Over the past several years, I have had discussions with many people explaining why they live where they do. In a nutshell, it boils down to this: they moved for the schools. Or, more accurately, they moved because of the perceived better quality of one school district over another. These decisions are important because the very existence of school districts, zones where inhabitants all attend the same schools, has a profound effect on where people choose to live, the price they pay for homes, and the homogeneity of the larger society.
School districts in the Capital Region are separating society instead of integrating it.
The reason for this negative effect is largely due to a positive reinforcement loop. When I ask people how they know their school district is good, more often than not, I get a lot of back tracking. We “know” intuitively that some school districts are better than others and, for lack of a better indicator, we rely on test scores to show this. We rely on test scores even though research has consistently shown that factors outside the school are the primary driver in student performance.
And so the cycle begins. Parents with the means to choose where to live select a home in a “good” school district and maybe pay more than they’d like to support their children. These parents, because they chose where to live based on the schools, are going to be more involved in their children’s education and will produce well performing students. These children go on to sustain or improve the test scores of their district, thus encouraging more involved parents to move into that district.
This sort of reinforcing loop hurts everyone involved. Parents who want to ensure their children receive every possible benefit probably pay more for their home than they should, while children from poor families are segregated into “poor” performing school districts without the opportunity to interact with a large diversity of socioeconomic statuses. We see this effect on a national level with a widening gap between rich and poor students (but a declining gap between white and black students), and we also see this effect on a local level.
I created two figures using the property value listings on Zillow for an area of North Schenectady and Niskayuna.

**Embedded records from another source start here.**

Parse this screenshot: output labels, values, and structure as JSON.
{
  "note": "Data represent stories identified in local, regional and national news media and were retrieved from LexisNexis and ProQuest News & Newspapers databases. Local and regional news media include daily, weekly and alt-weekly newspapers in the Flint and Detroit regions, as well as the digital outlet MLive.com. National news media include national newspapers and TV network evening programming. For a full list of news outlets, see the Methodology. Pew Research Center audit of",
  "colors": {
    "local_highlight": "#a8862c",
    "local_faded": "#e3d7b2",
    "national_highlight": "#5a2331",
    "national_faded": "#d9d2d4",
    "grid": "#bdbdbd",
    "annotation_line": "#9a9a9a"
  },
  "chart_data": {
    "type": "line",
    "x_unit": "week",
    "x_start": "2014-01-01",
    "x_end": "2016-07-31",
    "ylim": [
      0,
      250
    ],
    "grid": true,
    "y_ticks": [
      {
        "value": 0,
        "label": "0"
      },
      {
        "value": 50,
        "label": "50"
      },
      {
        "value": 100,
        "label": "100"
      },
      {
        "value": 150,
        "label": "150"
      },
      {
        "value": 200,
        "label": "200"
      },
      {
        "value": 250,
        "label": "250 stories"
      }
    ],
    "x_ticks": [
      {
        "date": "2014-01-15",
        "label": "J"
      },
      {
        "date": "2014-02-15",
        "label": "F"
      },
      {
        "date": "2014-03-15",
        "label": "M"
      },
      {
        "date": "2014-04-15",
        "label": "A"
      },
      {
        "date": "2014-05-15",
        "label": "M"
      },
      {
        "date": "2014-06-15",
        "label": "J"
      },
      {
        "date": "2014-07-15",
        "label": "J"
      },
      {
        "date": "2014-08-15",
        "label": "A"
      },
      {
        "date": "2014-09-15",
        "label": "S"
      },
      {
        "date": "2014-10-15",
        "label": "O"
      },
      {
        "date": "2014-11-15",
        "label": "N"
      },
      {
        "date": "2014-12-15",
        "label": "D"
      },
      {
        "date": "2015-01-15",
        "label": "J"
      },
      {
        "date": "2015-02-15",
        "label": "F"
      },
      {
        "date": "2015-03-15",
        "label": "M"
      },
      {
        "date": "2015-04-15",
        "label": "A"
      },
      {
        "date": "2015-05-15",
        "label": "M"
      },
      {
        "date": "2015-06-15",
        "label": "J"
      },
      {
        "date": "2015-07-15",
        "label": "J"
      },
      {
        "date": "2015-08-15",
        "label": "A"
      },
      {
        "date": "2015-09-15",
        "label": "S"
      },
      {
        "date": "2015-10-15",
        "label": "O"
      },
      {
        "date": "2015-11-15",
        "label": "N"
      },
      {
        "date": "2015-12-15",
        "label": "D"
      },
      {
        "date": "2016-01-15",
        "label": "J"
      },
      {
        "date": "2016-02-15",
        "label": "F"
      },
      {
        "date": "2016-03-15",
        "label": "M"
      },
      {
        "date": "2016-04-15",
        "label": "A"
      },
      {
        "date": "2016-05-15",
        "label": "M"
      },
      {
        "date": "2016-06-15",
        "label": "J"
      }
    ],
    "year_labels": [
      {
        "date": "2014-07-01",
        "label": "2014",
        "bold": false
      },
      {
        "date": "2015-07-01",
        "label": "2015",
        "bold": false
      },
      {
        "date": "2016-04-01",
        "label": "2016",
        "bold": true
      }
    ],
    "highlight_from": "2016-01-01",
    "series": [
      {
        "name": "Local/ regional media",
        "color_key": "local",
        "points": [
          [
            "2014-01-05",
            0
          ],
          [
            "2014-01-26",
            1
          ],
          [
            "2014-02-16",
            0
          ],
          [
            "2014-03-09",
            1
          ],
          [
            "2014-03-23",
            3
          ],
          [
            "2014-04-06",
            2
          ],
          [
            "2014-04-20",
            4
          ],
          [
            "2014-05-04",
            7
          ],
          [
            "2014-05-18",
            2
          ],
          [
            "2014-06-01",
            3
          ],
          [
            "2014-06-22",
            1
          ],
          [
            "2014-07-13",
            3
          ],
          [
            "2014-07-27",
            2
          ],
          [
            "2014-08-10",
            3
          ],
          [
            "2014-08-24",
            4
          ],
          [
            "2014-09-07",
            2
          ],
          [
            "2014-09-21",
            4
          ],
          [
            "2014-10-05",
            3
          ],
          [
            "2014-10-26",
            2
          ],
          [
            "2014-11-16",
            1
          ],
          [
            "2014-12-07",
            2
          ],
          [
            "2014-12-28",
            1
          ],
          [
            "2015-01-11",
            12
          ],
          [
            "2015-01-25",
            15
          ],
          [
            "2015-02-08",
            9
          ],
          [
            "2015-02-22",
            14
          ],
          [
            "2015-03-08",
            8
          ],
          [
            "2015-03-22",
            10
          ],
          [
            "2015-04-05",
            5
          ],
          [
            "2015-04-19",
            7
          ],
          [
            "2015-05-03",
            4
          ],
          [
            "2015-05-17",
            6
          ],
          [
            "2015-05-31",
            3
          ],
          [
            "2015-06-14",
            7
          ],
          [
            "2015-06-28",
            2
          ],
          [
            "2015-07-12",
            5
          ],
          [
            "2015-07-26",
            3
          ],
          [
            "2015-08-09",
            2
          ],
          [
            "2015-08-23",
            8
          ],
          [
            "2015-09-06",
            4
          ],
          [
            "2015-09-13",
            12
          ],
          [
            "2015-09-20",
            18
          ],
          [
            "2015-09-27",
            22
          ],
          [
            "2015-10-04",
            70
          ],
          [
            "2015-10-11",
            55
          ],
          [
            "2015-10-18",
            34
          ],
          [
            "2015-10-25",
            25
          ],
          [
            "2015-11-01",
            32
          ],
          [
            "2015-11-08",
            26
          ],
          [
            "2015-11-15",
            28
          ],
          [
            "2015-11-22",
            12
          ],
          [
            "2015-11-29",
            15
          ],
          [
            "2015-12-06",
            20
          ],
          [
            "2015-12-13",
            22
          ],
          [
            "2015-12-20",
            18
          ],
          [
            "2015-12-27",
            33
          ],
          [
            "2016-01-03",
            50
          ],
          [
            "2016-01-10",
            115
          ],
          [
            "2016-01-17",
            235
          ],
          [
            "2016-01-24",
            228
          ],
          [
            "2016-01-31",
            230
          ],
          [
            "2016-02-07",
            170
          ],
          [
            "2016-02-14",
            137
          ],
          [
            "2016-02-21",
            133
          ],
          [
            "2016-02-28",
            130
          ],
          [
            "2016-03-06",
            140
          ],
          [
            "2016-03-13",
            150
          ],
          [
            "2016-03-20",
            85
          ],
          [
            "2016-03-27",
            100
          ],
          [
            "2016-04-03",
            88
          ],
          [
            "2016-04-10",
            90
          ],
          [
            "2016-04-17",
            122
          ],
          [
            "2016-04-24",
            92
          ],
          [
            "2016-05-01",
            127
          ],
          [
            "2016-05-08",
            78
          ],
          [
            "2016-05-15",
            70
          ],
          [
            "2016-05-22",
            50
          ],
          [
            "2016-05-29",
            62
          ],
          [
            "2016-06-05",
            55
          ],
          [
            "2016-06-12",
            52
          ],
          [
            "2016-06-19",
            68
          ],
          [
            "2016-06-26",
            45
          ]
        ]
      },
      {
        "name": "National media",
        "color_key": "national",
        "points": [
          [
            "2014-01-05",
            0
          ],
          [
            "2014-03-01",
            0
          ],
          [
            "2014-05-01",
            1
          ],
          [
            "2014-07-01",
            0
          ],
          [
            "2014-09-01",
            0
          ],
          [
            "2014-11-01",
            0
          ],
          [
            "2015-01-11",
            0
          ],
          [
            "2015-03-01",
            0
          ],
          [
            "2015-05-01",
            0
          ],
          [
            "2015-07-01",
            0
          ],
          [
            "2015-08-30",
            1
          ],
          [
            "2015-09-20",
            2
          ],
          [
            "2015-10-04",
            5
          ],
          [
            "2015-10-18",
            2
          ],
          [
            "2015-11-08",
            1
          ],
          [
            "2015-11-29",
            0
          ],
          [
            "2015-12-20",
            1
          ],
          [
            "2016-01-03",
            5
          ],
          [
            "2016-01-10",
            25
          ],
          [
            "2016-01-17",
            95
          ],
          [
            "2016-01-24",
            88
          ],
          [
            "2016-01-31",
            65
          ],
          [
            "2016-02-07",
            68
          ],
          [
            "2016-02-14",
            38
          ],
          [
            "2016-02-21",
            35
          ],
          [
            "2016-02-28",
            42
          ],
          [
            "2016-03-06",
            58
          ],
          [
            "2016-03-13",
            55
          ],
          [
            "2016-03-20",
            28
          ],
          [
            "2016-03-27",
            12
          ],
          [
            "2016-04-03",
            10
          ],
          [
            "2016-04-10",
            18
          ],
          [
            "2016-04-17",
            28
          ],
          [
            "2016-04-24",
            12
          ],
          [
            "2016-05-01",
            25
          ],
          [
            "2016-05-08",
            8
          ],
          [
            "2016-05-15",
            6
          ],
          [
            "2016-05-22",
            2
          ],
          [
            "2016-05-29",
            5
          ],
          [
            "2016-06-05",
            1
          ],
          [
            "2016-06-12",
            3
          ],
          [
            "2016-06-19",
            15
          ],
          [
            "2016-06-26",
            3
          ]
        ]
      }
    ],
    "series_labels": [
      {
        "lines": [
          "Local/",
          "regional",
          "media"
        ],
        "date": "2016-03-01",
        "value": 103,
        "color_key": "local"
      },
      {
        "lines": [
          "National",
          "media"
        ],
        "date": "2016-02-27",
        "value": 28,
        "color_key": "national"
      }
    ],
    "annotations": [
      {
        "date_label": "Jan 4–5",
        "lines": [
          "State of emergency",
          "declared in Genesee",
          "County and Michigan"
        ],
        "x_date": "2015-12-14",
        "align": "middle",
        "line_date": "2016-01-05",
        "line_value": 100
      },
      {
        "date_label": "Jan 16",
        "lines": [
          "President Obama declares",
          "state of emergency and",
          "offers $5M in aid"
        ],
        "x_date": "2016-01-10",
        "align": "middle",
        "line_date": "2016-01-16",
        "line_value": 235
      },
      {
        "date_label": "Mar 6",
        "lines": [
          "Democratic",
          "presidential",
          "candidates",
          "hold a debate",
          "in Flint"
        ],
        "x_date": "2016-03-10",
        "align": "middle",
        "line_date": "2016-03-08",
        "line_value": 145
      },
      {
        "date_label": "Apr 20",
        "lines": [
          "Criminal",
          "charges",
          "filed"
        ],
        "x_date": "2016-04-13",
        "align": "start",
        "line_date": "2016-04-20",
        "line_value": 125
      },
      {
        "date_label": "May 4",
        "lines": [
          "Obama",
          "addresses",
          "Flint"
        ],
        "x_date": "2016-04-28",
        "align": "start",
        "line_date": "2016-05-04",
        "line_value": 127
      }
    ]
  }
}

In the first picture, I am only showing homes for sale or recently sold that are smaller than 2500 sqft. In the second picture, I add a filter to remove those homes that are less than $200k. The difference is stark, and for those of you not familiar with the Capital District, the dividing line in home prices is the border between the Schenectady School District and Niskayuna.
The interesting thing about these price differences is that these homes were all built around the same time, sit in the same neighborhood with equivalent access to amenities, and are of similar size, yet the homes in Niskayuna are significantly more expensive. This difference is the tax imposed on families who want to send their kids to a good school. The loss of involved parents makes Schenectady schools worse, and the divide further grows between the haves and have-nots.
Which brings me back to charter schools. If we had a system in which the state provided money to send your child to whichever school you wanted regardless of where you lived, then the arbitrary division between Niskayuna and Schenectady would disappear. Parents who want what’s best for their children can live more cheaply, and any student will have access to a diverse and well performing student body regardless of their ability to move. But all of these changes require that the funding come from a larger domain than a single school district, the funding must be given to students on a need basis to account for transportation and other needs, and schools must be restricted by socioeconomic status to ensure no school is a ghetto.
It’s what’s right for Schenectady, it’s right for NY state, and it’s important for social harmony. Our democracy depends on our ability to live together. Let’s start by eliminating school districts.